Les choses ne s’arrangent guère avec le collège - que l’on veut justement réformer. Toujours à la rentrée 2014, les fils d’ouvriers étaient 28,2% à avoir du retard à leur entrée en troisième contre 10,2% des fils de cadres. Si l’on prend les enfants d’inactifs, on atteint 41% pour les garçons et 35% pour les filles. Et ça ne vous interpelle pas ?
Dans la même veine, le ministère de l’Education estime que parmi les «décrocheurs» qui sortent sans diplôme du système scolaire et qui risquent d’être voués, ensuite, à la précarité, 34% ont un père ouvrier, 31% un père employé et moins de 10% un père cadre supérieur ou ayant une profession libérale. Ca ne vous interpelle pas ?
L’OCDE (Organisation pour la Coopération et le Développement en Europe) a été l’une des premières à tirer la sonnette d’alarme : la France est, parmi les pays développés, celui où l’origine socio-économique pèse le plus dans la réussite des élèves.
Si l’on prend la dernière étude Pisa (tests sur des élèves de 15 ans, ndlr) de 2012, 22,5% de la différence de performance des élèves en maths s’explique par leur milieu socio-économique contre 15% en moyenne dans l’OCDE. Parmi les 65 pays et économies qui ont participé à l’étude, seuls 7 dépassent les 20% : outre la France, la Bulgarie, le Chili, la Hongrie, le Pérou, la Slovaquie, et l’Uruguay.
En France, toujours selon Pisa 2012, la différence de score en maths entre les élèves, selon qu’ils sont de milieu favorisé ou pas, est de 57 points contre 39 points en moyenne dans l’OCDE. C’est la plus grande différence de tous les pays de l’OCDE.
Pourtant il n’y a plus grand-chose à démontrer...
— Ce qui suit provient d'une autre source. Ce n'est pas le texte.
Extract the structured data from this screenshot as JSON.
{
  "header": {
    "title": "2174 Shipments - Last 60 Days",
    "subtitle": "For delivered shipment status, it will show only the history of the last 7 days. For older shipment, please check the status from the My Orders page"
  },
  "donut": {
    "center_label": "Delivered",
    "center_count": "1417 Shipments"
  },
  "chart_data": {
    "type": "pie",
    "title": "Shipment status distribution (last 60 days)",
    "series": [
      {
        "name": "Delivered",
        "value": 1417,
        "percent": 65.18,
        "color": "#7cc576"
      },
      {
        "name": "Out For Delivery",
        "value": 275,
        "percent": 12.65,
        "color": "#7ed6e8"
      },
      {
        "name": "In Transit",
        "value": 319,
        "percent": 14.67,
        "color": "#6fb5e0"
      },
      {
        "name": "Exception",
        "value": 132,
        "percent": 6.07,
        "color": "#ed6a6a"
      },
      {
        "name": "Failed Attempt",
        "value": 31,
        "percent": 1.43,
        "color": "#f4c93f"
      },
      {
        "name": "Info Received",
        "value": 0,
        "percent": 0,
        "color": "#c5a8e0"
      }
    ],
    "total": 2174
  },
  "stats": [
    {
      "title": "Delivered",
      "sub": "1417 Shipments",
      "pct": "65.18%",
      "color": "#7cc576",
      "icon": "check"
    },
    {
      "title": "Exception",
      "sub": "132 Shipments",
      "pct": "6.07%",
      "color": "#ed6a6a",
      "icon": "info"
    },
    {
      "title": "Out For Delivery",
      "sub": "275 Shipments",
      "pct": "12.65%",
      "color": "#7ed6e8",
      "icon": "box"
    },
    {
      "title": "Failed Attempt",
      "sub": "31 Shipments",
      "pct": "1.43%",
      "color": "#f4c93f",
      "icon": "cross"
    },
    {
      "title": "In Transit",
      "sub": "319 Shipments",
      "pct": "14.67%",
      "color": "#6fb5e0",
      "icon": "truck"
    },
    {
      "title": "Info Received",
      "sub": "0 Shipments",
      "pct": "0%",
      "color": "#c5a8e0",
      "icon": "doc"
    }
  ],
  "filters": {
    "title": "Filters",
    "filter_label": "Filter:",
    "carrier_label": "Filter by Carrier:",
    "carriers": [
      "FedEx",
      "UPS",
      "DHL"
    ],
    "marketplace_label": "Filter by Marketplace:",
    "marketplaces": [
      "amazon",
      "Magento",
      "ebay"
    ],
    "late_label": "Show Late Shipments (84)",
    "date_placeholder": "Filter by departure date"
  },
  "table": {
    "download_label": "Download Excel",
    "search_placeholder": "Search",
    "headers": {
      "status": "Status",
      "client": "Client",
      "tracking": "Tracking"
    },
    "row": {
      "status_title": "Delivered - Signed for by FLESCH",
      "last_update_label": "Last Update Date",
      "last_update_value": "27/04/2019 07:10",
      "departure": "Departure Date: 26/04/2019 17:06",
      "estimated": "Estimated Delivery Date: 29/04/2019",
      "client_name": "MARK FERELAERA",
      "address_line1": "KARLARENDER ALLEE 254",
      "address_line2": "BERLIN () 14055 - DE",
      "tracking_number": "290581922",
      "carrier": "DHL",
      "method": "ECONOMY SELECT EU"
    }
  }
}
Last but not least, la même étude montre qu’en France, les jeunes issus de l’immigration sont au moins deux fois plus susceptibles de compter parmi les élèves en difficulté que les autres.
Dernière statistique qui pourrait faire réfléchir : une note de la DEPP, la direction statistique du ministère, diffusée en février dernier, nous révèle que les enfants de milieu défavorisé forment l’écrasante majorité des élèves chez qui on a détecté des troubles intellectuels ou cognitifs et qui ont été orientés dans des filières spécialisées : ils atteignent 60% contre seulement 6% d’enfants de milieu très favorisé. Vous en avez entendu parler ?
On pourrait continuer longtemps. La plupart des recherches en éducation portent sur la question des inégalités. Et il n’y a plus grand-chose à démontrer. Le 6 mai dernier, lors d’une table ronde à Sciences Po Paris, à l’occasion de la Journée sur les politiques de la jeunesse, le sociologue François Dubet – par ailleurs défenseur affiché de la réforme du collège et bête noire des antis – a commencé par un constat désabusé : «je ne vais pas dire de choses originales, cela fait 30 ans que l’on a lancé des recherches sur les inégalités à l’école…» Mais gardons le moral.
Véronique Soulé
(1) L’auteure de cette chronique est responsable du mensuel d’ATD Quart Monde.
Par fjarraud , le lundi 11 mai 2015.